Problemy z relokacją
- Relokacja wiązała się z przewiezieniem do Polski bardzo zaawansowanych technicznie maszyn produkcyjnych, co okazało się niemożliwe, bo kupując te urządzenia w Niemczech, spółka skorzystała z ukraińskich dotacji i została zwolniona z podatku VAT przy imporcie. W efekcie nie dostali zezwolenia na wywóz tych maszyn - powiedział.
Drybs zauważył, że są ukraińskie spółki, które przeniosły się do Polski, ale nie są w stanie działać ze względu na nieznajomość przepisów i brak specjalistów. Podał przy tym przykład dwóch dużych firm deweloperskich, usiłujących kupować działki budowlane i ruszyć z budową. "Zapewniali, że mają wszystko, czego potrzeba do prowadzenia biznesu, i nie mogli przyjąć do wiadomości, że nie da się tego zrobić bez polskich inżynierów, doradców, prawników" - powiedział.
Ekspert podkreślił, że każda ukraińska inwestycja kapitałowa musi być zintegrowana z polskim systemem prawnym, rynkiem pracy. Jak ocenił, niektórzy ukraińscy przedsiębiorcy nie do końca zdają sobie sprawę z różnic w ekosystemach biznesowych występujących pomiędzy krajami Unii Europejskiej a Ukrainą.
REKLAMA
Transfer kapitału
Według Romana Drybsa skomplikowaną sprawą jest też sam transfer kapitału, ponieważ polskie banki i urzędy celne bardzo dokładnie przyglądają się środkom finansowym, które legalnie i oficjalnie mają pojawić się na rachunkach bankowych w UE.
- A już na pewno nie można przyjść do banku z walizką pieniędzy i wpłacić je na konto czy zapłacić urzędnikowi za przyśpieszenie różnych procedur - zaznaczył.

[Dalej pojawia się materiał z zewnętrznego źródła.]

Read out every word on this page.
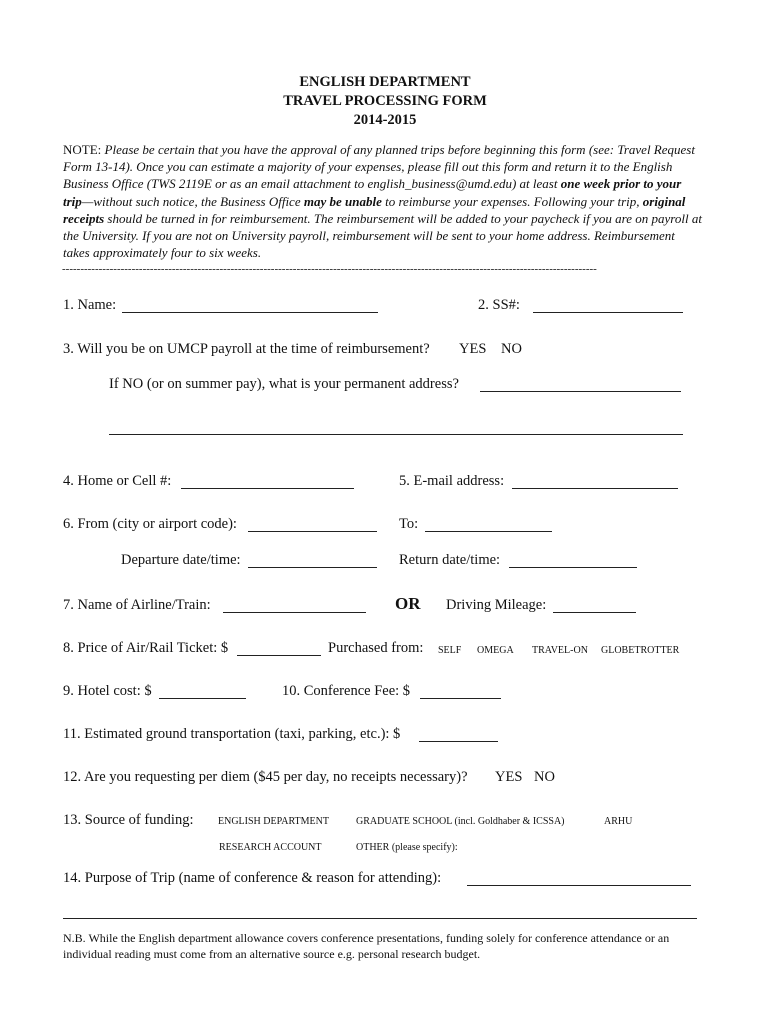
ENGLISH DEPARTMENT
TRAVEL PROCESSING FORM
2014-2015
NOTE: Please be certain that you have the approval of any planned trips before beginning this form (see: Travel Request Form 13-14). Once you can estimate a majority of your expenses, please fill out this form and return it to the English Business Office (TWS 2119E or as an email attachment to english_business@umd.edu) at least one week prior to your trip—without such notice, the Business Office may be unable to reimburse your expenses. Following your trip, original receipts should be turned in for reimbursement. The reimbursement will be added to your paycheck if you are on payroll at the University. If you are not on University payroll, reimbursement will be sent to your home address. Reimbursement takes approximately four to six weeks.
--------------------------------------------------------------------------------------------------------------------------------------------------
1. Name:	2. SS#:
3. Will you be on UMCP payroll at the time of reimbursement? YES NO
If NO (or on summer pay), what is your permanent address?
4. Home or Cell #:	5. E-mail address:
6. From (city or airport code):	To:
Departure date/time:	Return date/time:
7. Name of Airline/Train:	OR Driving Mileage:
8. Price of Air/Rail Ticket: $	Purchased from: SELF OMEGA TRAVEL-ON GLOBETROTTER
9. Hotel cost: $	10. Conference Fee: $
11. Estimated ground transportation (taxi, parking, etc.): $
12. Are you requesting per diem ($45 per day, no receipts necessary)? YES NO
13. Source of funding: ENGLISH DEPARTMENT	GRADUATE SCHOOL (incl. Goldhaber & ICSSA)	ARHU
RESEARCH ACCOUNT	OTHER (please specify):
14. Purpose of Trip (name of conference & reason for attending):
N.B. While the English department allowance covers conference presentations, funding solely for conference attendance or an individual reading must come from an alternative source e.g. personal research budget.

Pytany o to, jaki może być wpływ biznesu ukraińskiego na polską gospodarkę, szef śląskiego oddziału PUIG ocenił, że firmy te mogą przyczynić do wzrostu gospodarczego - czy uiszczając w Polsce podatki, czy nawet robiąc zakupy. Zaznaczył, że zdecydowana większość ukraińskich przedsiębiorców nie zamierza wycofywać się z Polski nawet po zakończeniu wojny. W jego opinii cześć z nich "może stać się ważnym pasem transmisyjnym dla polskiego biznesu po uruchomieniu procesu odbudowy Ukrainy".
W ciągu roku od rozpoczęcia rosyjskiej inwazji granicę polsko-ukraińską przekroczyło 9,98 mln uchodźców z Ukrainy, przy czym wróciło tam ponad 8,09 mln osób. Na koniec 2022 r. polskim ZUS-em było objętych prawie 746 tys. pracowników z Ukrainy, wśród których niemal połowę stanowiły kobiety.
Oprócz 3,6 tys. spółek z kapitałem ukraińskim, w 2022 r. w Polsce zarejestrowano też 10,2 tys. jednoosobowych działalności gospodarczych założonych przez osoby z obywatelstwem Ukrainy.